Comment s’effectue cette mobilisation ?
On peut le faire de plusieurs manières différentes. On peut avoir des capacités de production latentes : c’était le cas de la Russie en 2022, ce qui lui a permis de réactiver des chaînes de production. Même pour partie vétustes elles ont donné le temps nécessaire pour lancer d’autres productions plus efficaces. Les Russes ont commencé par remettre en état des tas de blindés, de pièces d’artillerie, etc. de variantes anciennes, stockés ; désormais, ils produisent non seulement des chars neufs plus modernes, mais aussi des drones avec de l’intelligence artificielle. Côté ukrainien, la mobilisation s’est également faite, mais de manière un peu différente : le gouvernement, peut-être aussi parce que l’outil industriel latent ukrainien – loin d’être négligeable – était moins bien contrôlé par les autorités, a surtout tenté de mobiliser les capacités d’innovation de la société civile, ce qui lui a permis de tenir militairement en 2022-2023, et même pour un temps de prendre un certain avantage avec les drones produits par de petits ateliers dispersés.
La limite de ce second type de mobilisation, c’est le passage à l’échelle industrielle qui est indispensable quand les buts de guerre sont vitaux et quand on affronte un adversaire qui a lui-même de puissants moyens industriels.

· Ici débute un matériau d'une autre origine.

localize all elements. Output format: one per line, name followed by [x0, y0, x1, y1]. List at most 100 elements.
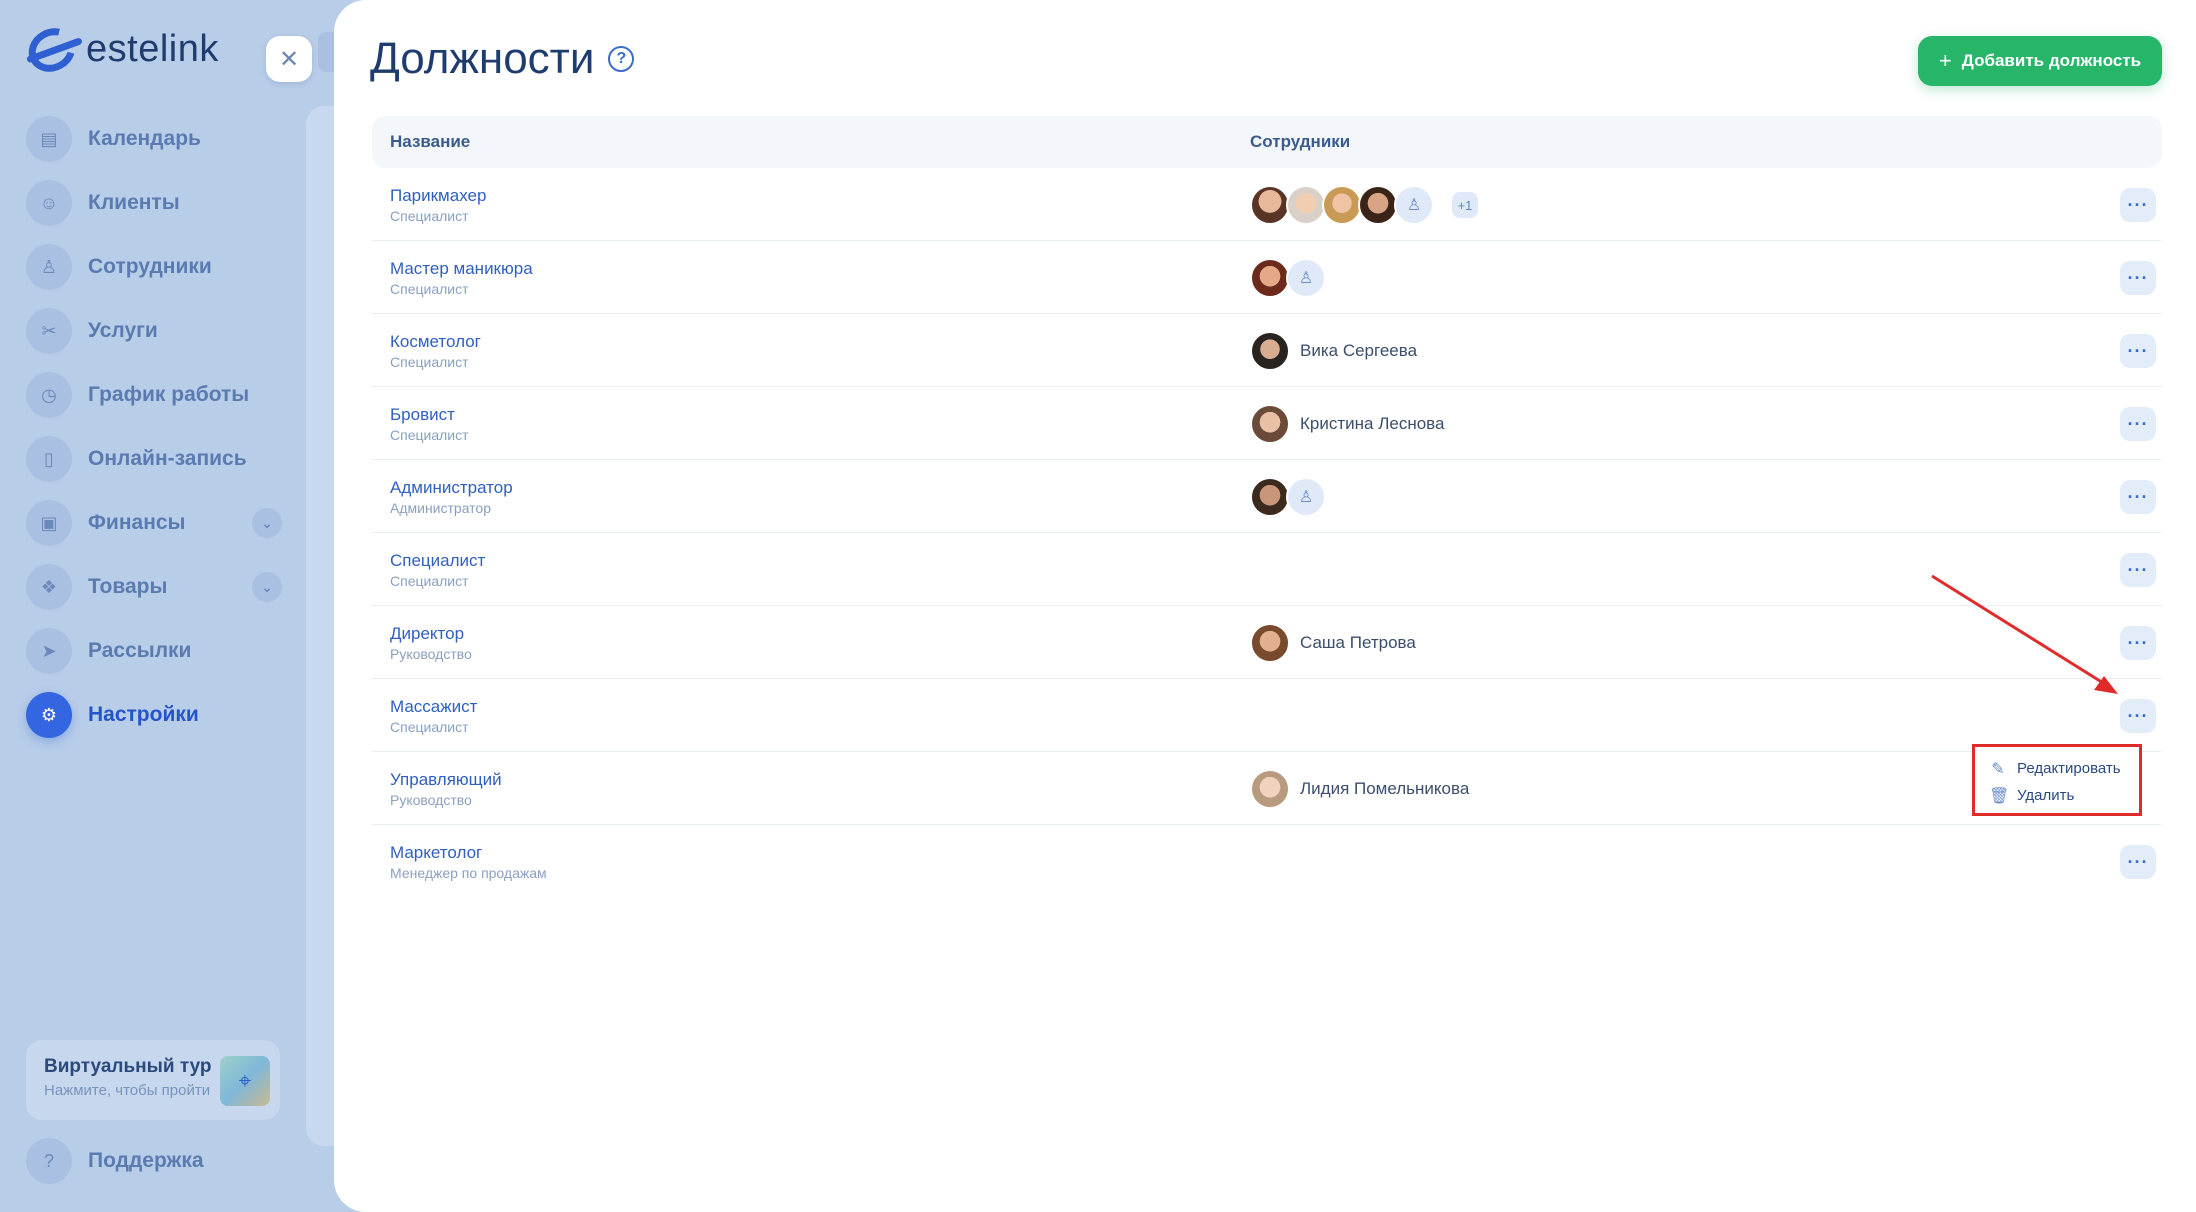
chevron-down-icon[interactable]: ⌄: [252, 572, 282, 602]
more-icon: ···: [2127, 559, 2149, 580]
employees-cell: ♙ +1: [1250, 185, 1478, 225]
position-title[interactable]: Администратор: [390, 478, 513, 498]
sidebar-item-online-booking[interactable]: ▯ Онлайн-запись: [26, 436, 282, 482]
avatar[interactable]: [1250, 623, 1290, 663]
table-row[interactable]: Директор Руководство Саша Петрова ···: [372, 606, 2162, 679]
sidebar-item-mailings[interactable]: ➤ Рассылки: [26, 628, 282, 674]
table-row[interactable]: Администратор Администратор ♙ ···: [372, 460, 2162, 533]
virtual-tour-card[interactable]: Виртуальный тур Нажмите, чтобы пройти ⌖: [26, 1040, 280, 1120]
row-actions-button[interactable]: ···: [2120, 480, 2156, 514]
position-title[interactable]: Бровист: [390, 405, 469, 425]
avatar[interactable]: [1286, 185, 1326, 225]
avatar[interactable]: [1250, 331, 1290, 371]
employees-cell: Кристина Леснова: [1250, 404, 1444, 444]
scissors-icon: ✂: [26, 308, 72, 354]
position-title[interactable]: Маркетолог: [390, 843, 547, 863]
chevron-down-icon[interactable]: ⌄: [252, 508, 282, 538]
sidebar-item-services[interactable]: ✂ Услуги: [26, 308, 282, 354]
table-header: Название Сотрудники: [372, 116, 2162, 168]
column-header-employees: Сотрудники: [1250, 132, 1351, 151]
add-position-button[interactable]: + Добавить должность: [1918, 36, 2162, 86]
position-cell: Массажист Специалист: [390, 697, 477, 735]
position-title[interactable]: Специалист: [390, 551, 485, 571]
position-cell: Маркетолог Менеджер по продажам: [390, 843, 547, 881]
row-actions-button[interactable]: ···: [2120, 626, 2156, 660]
avatar[interactable]: [1250, 185, 1290, 225]
position-category: Руководство: [390, 792, 472, 808]
position-title[interactable]: Косметолог: [390, 332, 481, 352]
avatar[interactable]: [1250, 769, 1290, 809]
sidebar-item-finance[interactable]: ▣ Финансы ⌄: [26, 500, 282, 546]
trash-icon: 🗑: [1989, 787, 2010, 805]
row-actions-button[interactable]: ···: [2120, 553, 2156, 587]
sidebar-item-calendar[interactable]: ▤ Календарь: [26, 116, 282, 162]
map-icon: ⌖: [220, 1056, 270, 1106]
position-cell: Парикмахер Специалист: [390, 186, 486, 224]
employee-name[interactable]: Саша Петрова: [1300, 633, 1416, 653]
position-cell: Косметолог Специалист: [390, 332, 481, 370]
position-cell: Управляющий Руководство: [390, 770, 502, 808]
position-title[interactable]: Управляющий: [390, 770, 502, 790]
more-icon: ···: [2127, 632, 2149, 653]
position-title[interactable]: Директор: [390, 624, 472, 644]
more-icon: ···: [2127, 413, 2149, 434]
table-row[interactable]: Управляющий Руководство Лидия Помельнико…: [372, 752, 2162, 825]
employee-name[interactable]: Вика Сергеева: [1300, 341, 1417, 361]
phone-icon: ▯: [26, 436, 72, 482]
row-actions-button[interactable]: ···: [2120, 407, 2156, 441]
avatar[interactable]: [1322, 185, 1362, 225]
user-placeholder-icon[interactable]: ♙: [1394, 185, 1434, 225]
avatar[interactable]: [1358, 185, 1398, 225]
support-link[interactable]: ? Поддержка: [26, 1138, 204, 1184]
sidebar-item-employees[interactable]: ♙ Сотрудники: [26, 244, 282, 290]
row-actions-button[interactable]: ···: [2120, 699, 2156, 733]
position-title[interactable]: Мастер маникюра: [390, 259, 533, 279]
page-title-text: Должности: [370, 34, 595, 83]
avatar[interactable]: [1250, 477, 1290, 517]
clock-icon: ◷: [26, 372, 72, 418]
position-title[interactable]: Парикмахер: [390, 186, 486, 206]
table-row[interactable]: Массажист Специалист ···: [372, 679, 2162, 752]
table-row[interactable]: Парикмахер Специалист ♙ +1 ···: [372, 168, 2162, 241]
sidebar-item-label: Настройки: [88, 703, 199, 726]
sidebar-item-schedule[interactable]: ◷ График работы: [26, 372, 282, 418]
more-employees-badge[interactable]: +1: [1452, 192, 1478, 218]
support-label: Поддержка: [88, 1149, 204, 1172]
position-cell: Администратор Администратор: [390, 478, 513, 516]
employee-name[interactable]: Кристина Леснова: [1300, 414, 1444, 434]
send-icon: ➤: [26, 628, 72, 674]
help-icon[interactable]: ?: [608, 46, 635, 72]
row-actions-button[interactable]: ···: [2120, 261, 2156, 295]
position-category: Специалист: [390, 719, 469, 735]
add-position-label: Добавить должность: [1961, 51, 2142, 70]
sidebar-item-label: Календарь: [88, 127, 201, 150]
sidebar-item-label: Товары: [88, 575, 168, 598]
table-row[interactable]: Маркетолог Менеджер по продажам ···: [372, 825, 2162, 898]
row-actions-menu: ✎ Редактировать 🗑 Удалить: [1972, 744, 2142, 816]
position-title[interactable]: Массажист: [390, 697, 477, 717]
user-placeholder-icon[interactable]: ♙: [1286, 258, 1326, 298]
delete-menu-item[interactable]: 🗑 Удалить: [1989, 782, 2125, 809]
table-row[interactable]: Косметолог Специалист Вика Сергеева ···: [372, 314, 2162, 387]
clients-icon: ☺: [26, 180, 72, 226]
logo[interactable]: estelink: [20, 19, 219, 80]
table-row[interactable]: Бровист Специалист Кристина Леснова ···: [372, 387, 2162, 460]
sidebar-item-label: Финансы: [88, 511, 186, 534]
table-row[interactable]: Мастер маникюра Специалист ♙ ···: [372, 241, 2162, 314]
avatar[interactable]: [1250, 404, 1290, 444]
sidebar-item-products[interactable]: ❖ Товары ⌄: [26, 564, 282, 610]
employees-cell: ♙: [1250, 258, 1326, 298]
row-actions-button[interactable]: ···: [2120, 845, 2156, 879]
main-panel: Должности ? + Добавить должность Названи…: [334, 0, 2196, 1212]
avatar[interactable]: [1250, 258, 1290, 298]
row-actions-button[interactable]: ···: [2120, 334, 2156, 368]
edit-menu-item[interactable]: ✎ Редактировать: [1989, 755, 2125, 782]
table-row[interactable]: Специалист Специалист ···: [372, 533, 2162, 606]
user-placeholder-icon[interactable]: ♙: [1286, 477, 1326, 517]
sidebar-item-clients[interactable]: ☺ Клиенты: [26, 180, 282, 226]
close-icon: ✕: [278, 45, 300, 73]
row-actions-button[interactable]: ···: [2120, 188, 2156, 222]
employee-name[interactable]: Лидия Помельникова: [1300, 779, 1469, 799]
close-sidebar-button[interactable]: ✕: [266, 36, 312, 82]
sidebar-item-settings[interactable]: ⚙ Настройки: [26, 692, 282, 738]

Nous ne sommes plus habitués à ce genre de problèmes car nos adversaires en Irak, en Afghanistan ou encore au Sahel étaient dépourvus de véritables capacités de production industrielle. Et pour le reste, nous en restions au schéma consacré par la Guerre du Golfe en 1991 : une guerre courte – donc ne mettant pas en jeu les capacités de production – réduite à une « bataille décisive » gagnée grâce à la technologie, dont nous avons un peu trop vite pensé qu’elle était le substitut aux capacités de production. La limite de la mobilisation économique ukrainienne tient à ce qu’elle n’a pas véritablement pu, ou su, industrialiser sa production de guerre, hormis dans le domaine des drones, et que le gouvernement a cru à tort qu’il pouvait s’appuyer sur un « arrière industriel » en Occident capable de faire pièce aux capacités russes : mais l’Occident n’en a plus les capacités, ce que ne peuvent masquer les effets d’annonce sur des plans de production futurs, toujours pas réalisés dans les faits.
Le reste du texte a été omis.